あなたが、上司に自分のマーケティングの成果を報告する際や(代理店などに所属していて)お客様にレポーティングを行う際、その会話の内容はどうなっているでしょうか?実は、すごく売れる広告代理店の担当者や、上手なマネージャーが行ってる「報告術」というものがあります。その基礎の部分を今回のコラムでは紹介したいと思います。
まず、一般的に非常に多い(そして、失礼ながら非常に退屈な)報告について話をすると、それは「事実だけをお経のように淡々と伝える」というやつです。リサーチの結果報告などがだいたいこれに該当するので、その手の報告を受けたことがある人は「あー、わかる。あの睡魔との戦いになるやつね」と思われたかもしれませんが、人間、この「淡々と事実を伝えられる」というのが本当に苦手です。
加えて「事実の報告」だけを求められているならば、それで良いのですが、それ以上の何かを期待されている場合、この報告方法はいただけません。なぜなら「事実を報告する」という事は、イコール「その先の考察については相手の考えにゆだねる」という事に他ならないからです。
「事実だけを報告してください」と言われたなら事実だけを報告すべきですが、そうなっていない場合、ここからできることが2つあります。
1つめはこれも案外多く、非常に「ダメなパターン」ですが、この事実に対して「見解・批評・考察」が入る場合です。ハッキリ言います。批評だけならだれでもできます。そして、企業の多くは批評家は求めていません。「こんな数字が出ていました。非常にまずい結果ですね」などと報告されようものなら、報告を受けている側からすれば「いやいや、お前の案件だろ。なんでそんなに他人事なんだよ」と反感すら買います(笑)
では、良い「報告」とは何を添えるべきなのでしょうか?それは「見解・批評・考察」ではなく、「対案」です。誰が言ったか素晴らしい言葉で「対案の無い批判は聞かなくていい」という言葉が個人的に大好きなのですが、結局「現状こうだったから、こうしたいと思いますがいかがでしょうか?」と聞くことが、単純な報告よりもはるかにベターです。
少し、簡単な事例を挙げてみましょう。外国からのお客様に「日本の文化」を伝える仕事をしていた部下からの報告と仮定してみてください。

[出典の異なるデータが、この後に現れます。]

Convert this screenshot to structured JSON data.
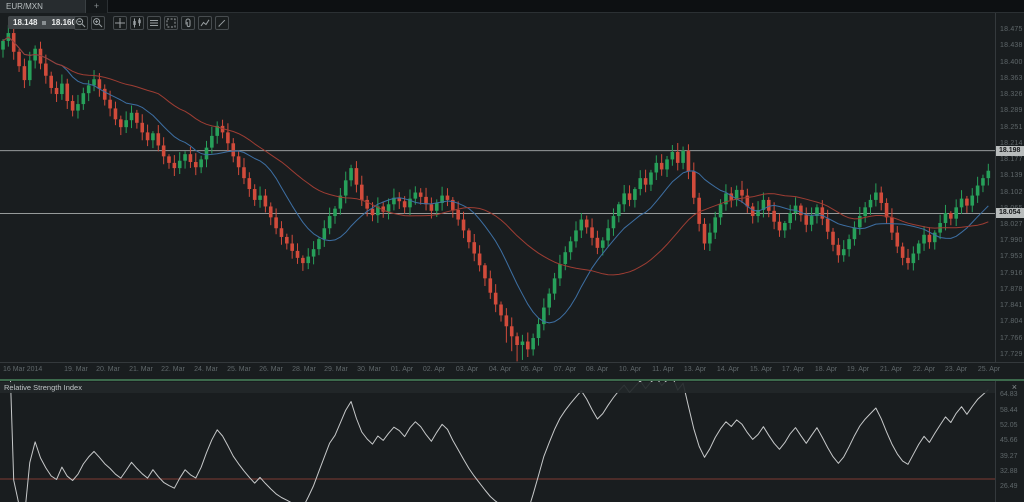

「外国からのお客様がお寿司を食べたのですが、お気に召さなかったようです」
という報告を受けたとします。これだけを受け取った場合「じゃあ、やっぱり洋食を出した方が良いのかな」など、こちら側は「受けた報告」からだけ考えを巡らせます。
次に、批評・感想を入れてみましょう。
「外国からのお客様がお寿司を食べたのですが、お気に召さなかったようです。やっぱり生魚は相手の文化にないから難しいですね。もっと相手のニーズを考えるべきでした」
正直、じゃあ出すなよ。と言いたくなります(笑)
では、うまい報告に変えてみましょう。
「外国からのお客様がお寿司を食べたのですが、お気に召さなかったようです。やっぱり生魚は相手の文化にないから難しいですね。ただ、エビのてんぷらは非常に好評でした。次回は、てんぷらを中心にもてなしを考えたいのですがいかがでしょうか?」
いかがでしょうか。私がこの提案を受けたら「お、てんぷらか。確かに日本の文化だね。良いんじゃない?」など、会話が進みそうではありませんか?
そうなんです。うまい報告というのは、それがクライアント相手であれ、上司相手であれ、必ず何がしかの「提案」が入っているんですね。気が付いてほしいのが、この時、アイデアのイニシアティブは「起案側」にあります。最初の報告では「報告を受けた側」が「じゃあ、洋食にしたほうがいいのかな…」などと、考えていましたが、最後のパターンの場合、報告を受けた側がすることはシンプルで「YESかNO、またはそれに付随する対案」のみとなります。
たとえば、3番目の報告に私が「対案」を出すと、たとえばこんな感じです。
「どうせ、てんぷらにするなら、もう1つ冒険して天ぷらそばにしてみたらどうだ?」
どちらにしても、会話のイニシアティブは起案側にありますね。また、会話がスムーズに進行しています。こうして、起案が進むと案件も増え、結果的に実績も増えるのです。自分でイニシアティブを持つという事は「自分が手掛ける仕事が増える」という事にほかなりません。
是非これからは、報告の際に「提案」を行う事を意識してみてください。